特征处理,描述对不同类型原始特征的处理的接口。
基础数据对象
对应nn/data.py, nn/subgraph.py, nn/dataset.py
GraphLearn每个图操作的返回结果为numpy ndarray格式的Nodes
或者Edges
对象,为了方便模型层的处理,我们使用Data
对象来统一表示Nodes
和Edges
。这样一个GSL的查询结果,可以用一个Data
dict来表示,key是alias, value是具体的Data
对象。
Data
class Data(object):
"""A plain object modeling a batch of `Nodes` or `Edges`."""
def __init__(self,
ids=None,
ints=None,
floats=None,
strings=None,
labels=None,
weights=None,
**kwargs):
""" ints, floats and strings are attributes in numpy or Tensor format
with the shape
[batch_size, int_attr_num],
[batch_size, float_attr_num],
[batch_size, string_attr_num].
labels and weights are in numpy or Tensor format with the shape
[batch_size], [batch_size].
The data object can be extented by any other additional data.
"""
self.ids = ids
self.int_attrs = ints
self.float_attrs = floats
self.string_attrs = strings
self.labels = labels
self.weights = weights
for key, item in kwargs.items():
self[key] = item
self._handler_dict = {}
def apply(self, func):
"""Applies the function `func` to all attributes.
"""
for k, v in self.__dict__.items():
if v is not None and k[:2] != '__' and k[-2:] != '__':
self.__dict__[k] = func(v)
return self
SubGraph
为了方便GNNs算法的建模,我们使用SubGraph
来表示一个采样的子图,它由edge_index
, nodes
和edges
构成。由于目前GSL没有提供直接采样子图的功能,因此生成SubGraph时需要显示地使用一个inducer
。
class SubGraph(object):
""" `SubGraph` is a basic data structure used to describe a sampled
subgraph. It constists of `edge_index` and nodes `Data` and edges `Data`.
Args:
edge_index: A np.ndarray object with shape [2, batch_size], which indicates
[rows, cols] of SubGraph.
nodes: A `Data` object denoting the input nodes.
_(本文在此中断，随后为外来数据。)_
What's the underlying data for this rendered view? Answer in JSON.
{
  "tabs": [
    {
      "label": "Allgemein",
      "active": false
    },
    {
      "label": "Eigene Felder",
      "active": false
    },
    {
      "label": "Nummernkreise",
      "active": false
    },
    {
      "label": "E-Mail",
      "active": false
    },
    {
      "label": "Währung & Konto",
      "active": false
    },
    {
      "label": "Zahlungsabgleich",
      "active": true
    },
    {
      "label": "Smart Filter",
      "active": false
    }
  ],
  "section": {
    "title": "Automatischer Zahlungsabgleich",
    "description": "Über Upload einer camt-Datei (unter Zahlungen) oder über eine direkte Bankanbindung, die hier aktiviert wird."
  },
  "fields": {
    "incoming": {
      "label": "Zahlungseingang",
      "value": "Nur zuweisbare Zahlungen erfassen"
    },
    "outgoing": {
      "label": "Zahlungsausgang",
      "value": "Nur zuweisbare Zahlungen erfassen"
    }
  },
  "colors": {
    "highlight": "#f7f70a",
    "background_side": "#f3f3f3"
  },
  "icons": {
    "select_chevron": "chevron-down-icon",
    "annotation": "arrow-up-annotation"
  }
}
edges: A `Data` object denoting the input edges.
Note that this object can be extented by any other additional data.
"""
def __init__(self, edge_index, nodes, edges=None, **kwargs):
self._edge_index = edge_index
self._nodes = nodes
self._edges = edges
for key, item in kwargs.items():
self[key] = item
@property
def num_nodes(self):
return self._nodes.ids.size
@property
def num_edges(self):
return self._edge_index.shape[1]
@property
def nodes(self):
return self._nodes
@property
def edge_index(self):
return self._edge_index
@property
def edges(self):
return self._edges
def __getitem__(self, key):
return getattr(self, key, None)
def __setitem__(self, key, value):
setattr(self, key, value)
HeteroSubGraph(since v1.1.0)
class HeteroSubGraph(object):
""" A data object describing heterogeneous `SubGraph`.
Different types of nodes and edges are represented by a dict.
Args:
edge_index_dict: A dict of np.ndarray objects. Each key is a tuple of
(src_type, edge_type, dst_type) and each value indicates [rows, cols].
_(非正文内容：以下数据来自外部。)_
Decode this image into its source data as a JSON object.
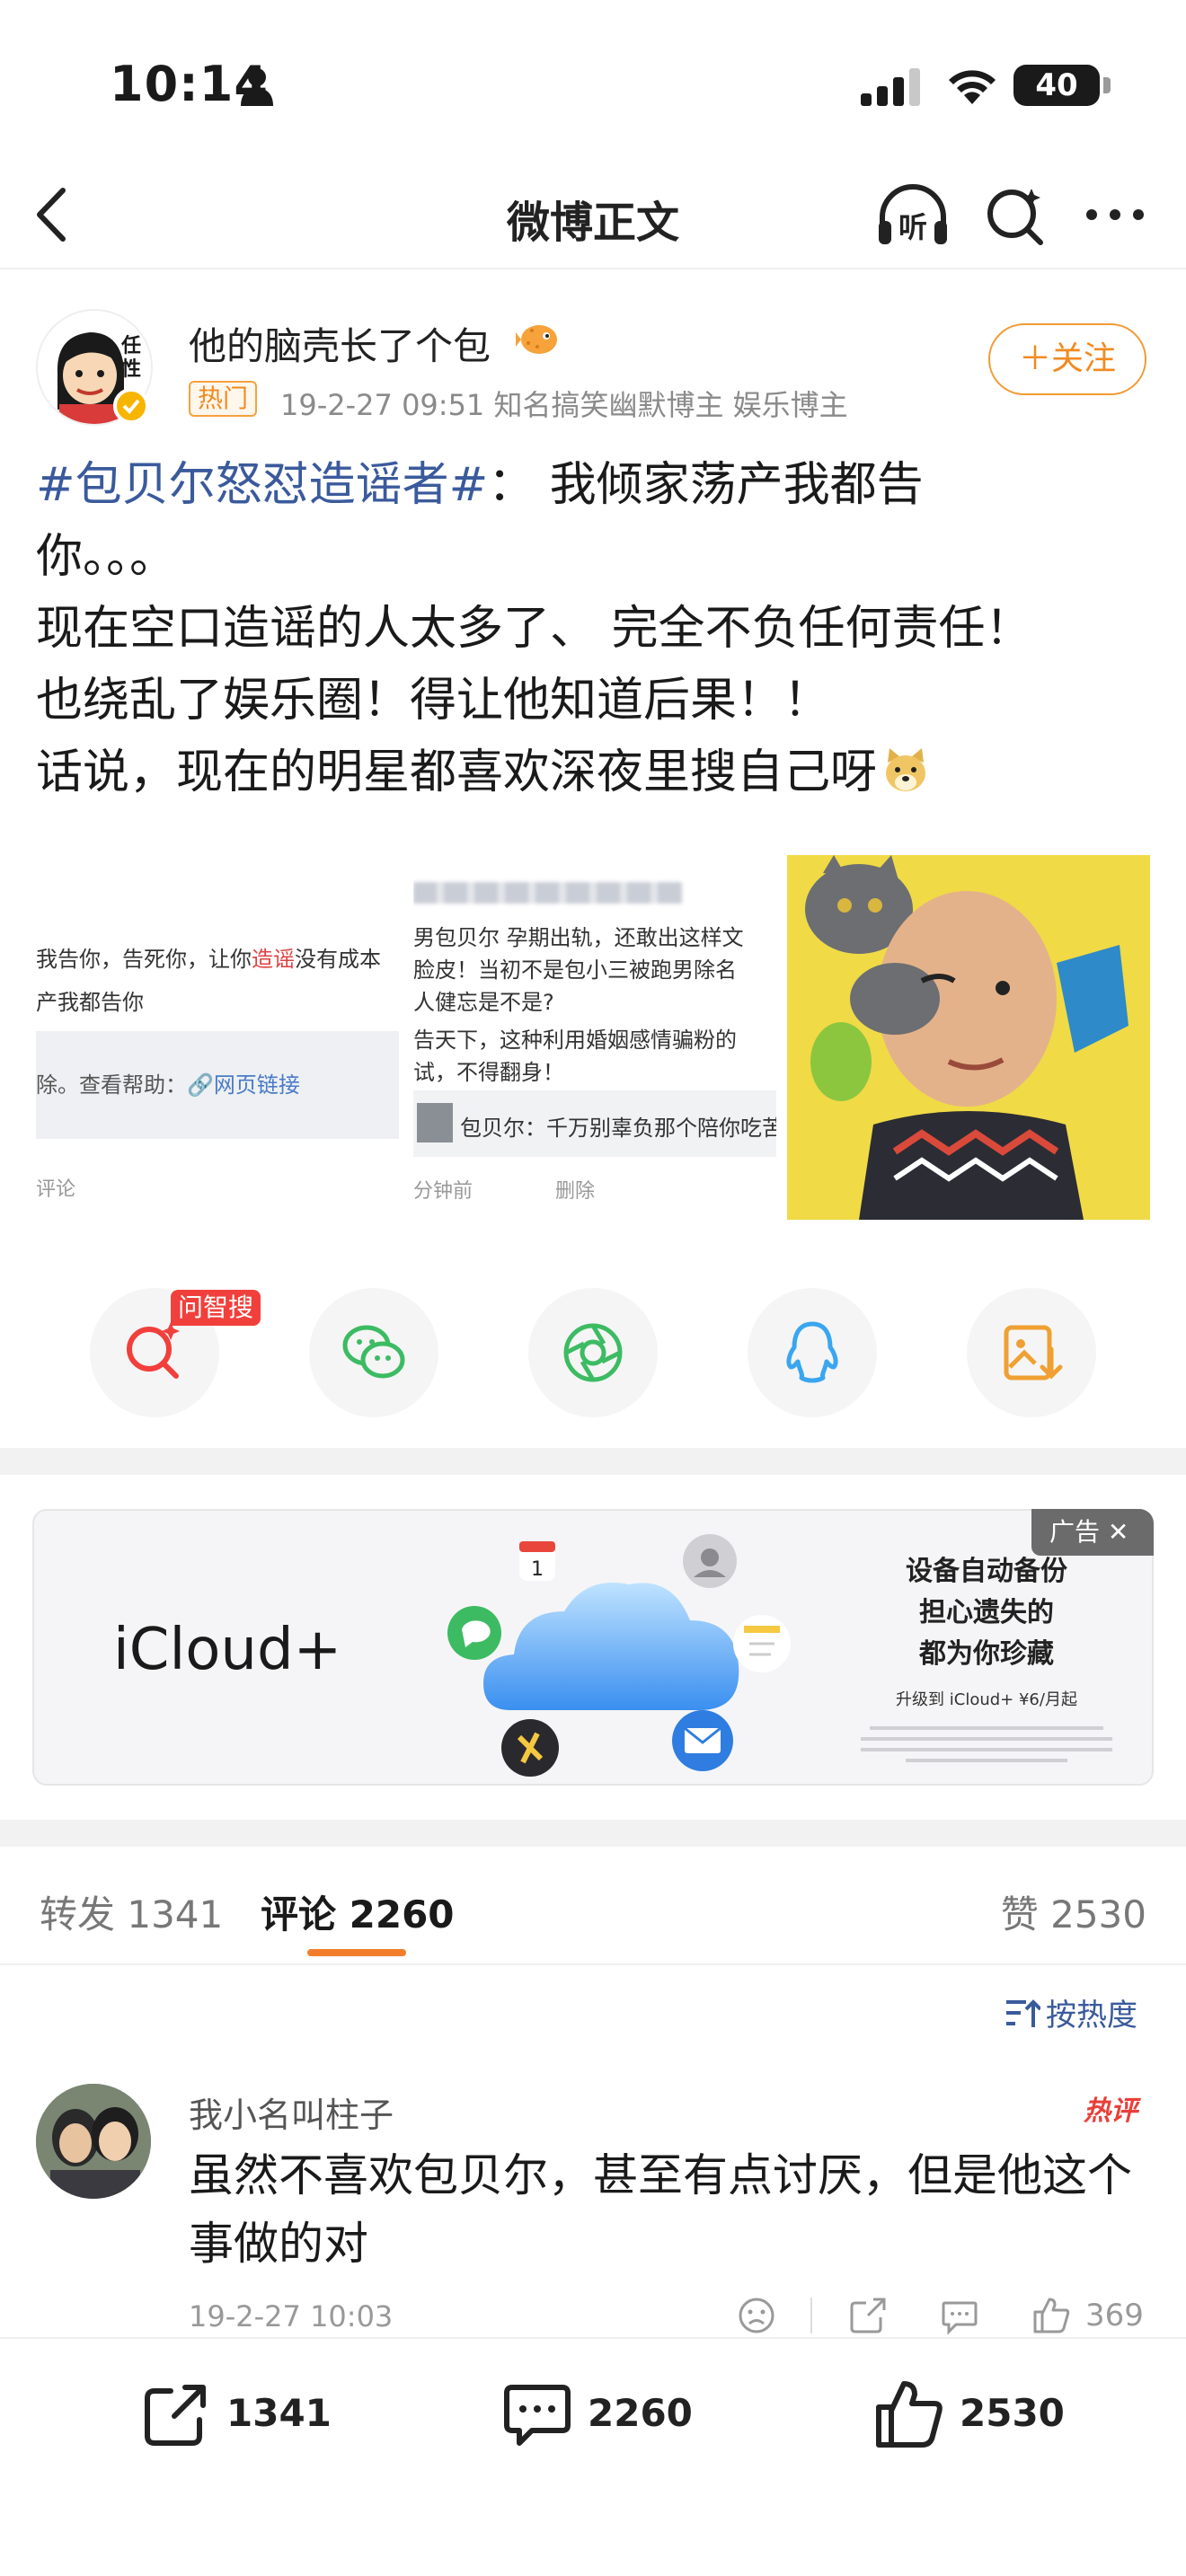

nodes_dict: A dict of `Data`/ndarray object denoting different types of nodes.
edges_dict: A dict of `Data`/ndarray object denoting different types of edges.
Examples:
For meta-path "user-click-item", the HeteroSubGraph may be created as follows:
edge_index_dict[('user', 'click', 'item')] = np.array([[0,1,2], [2,3,4]])
edges_dict[('user', 'click', 'item')] = Data(...)
nodes_dict['user'] = Data(...)
nodes_dict['item'] = Data(...)
hg = HeteroSubGraph(edge_index_dict, nodes_dict, edges_dict)
"""
def __init__(self, edge_index_dict, nodes_dict, edges_dict=None, **kwargs):
self._edge_index_dict = edge_index_dict
self._nodes_dict = nodes_dict
self._edges_dict = edges_dict
for key, item in kwargs.items():
self[key] = item
def num_nodes(self, node_type):
if isinstance(self._nodes_dict[node_type], Data):
return self._nodes_dict[node_type].ids.size
else:
return self._nodes_dict[node_type].size
def num_edges(self, edge_type):
return self._edge_index_dict[edge_type].shape[1]
@property
def nodes_dict(self):
return self._nodes_dict
@property
def edge_index_dict(self):
return self._edge_index_dict
@property
def edges_dict(self):
return self._edges_dict
@property
def keys(self):
r"""Returns all names of graph attributes."""
keys = [key for key in self.__dict__.keys() if self[key] is not None]
keys = [key for key in keys if key[:2] != '__' and key[-2:] != '__']
return keys
@property
def node_types(self):
"""Returns all node types of the heterogeneous subgraph."""
return list(self._nodes_dict.keys())
@property
def edge_types(self):
"""Returns all edge types of the heterogeneous subgraph."""
return list(self._edge_index_dict.keys())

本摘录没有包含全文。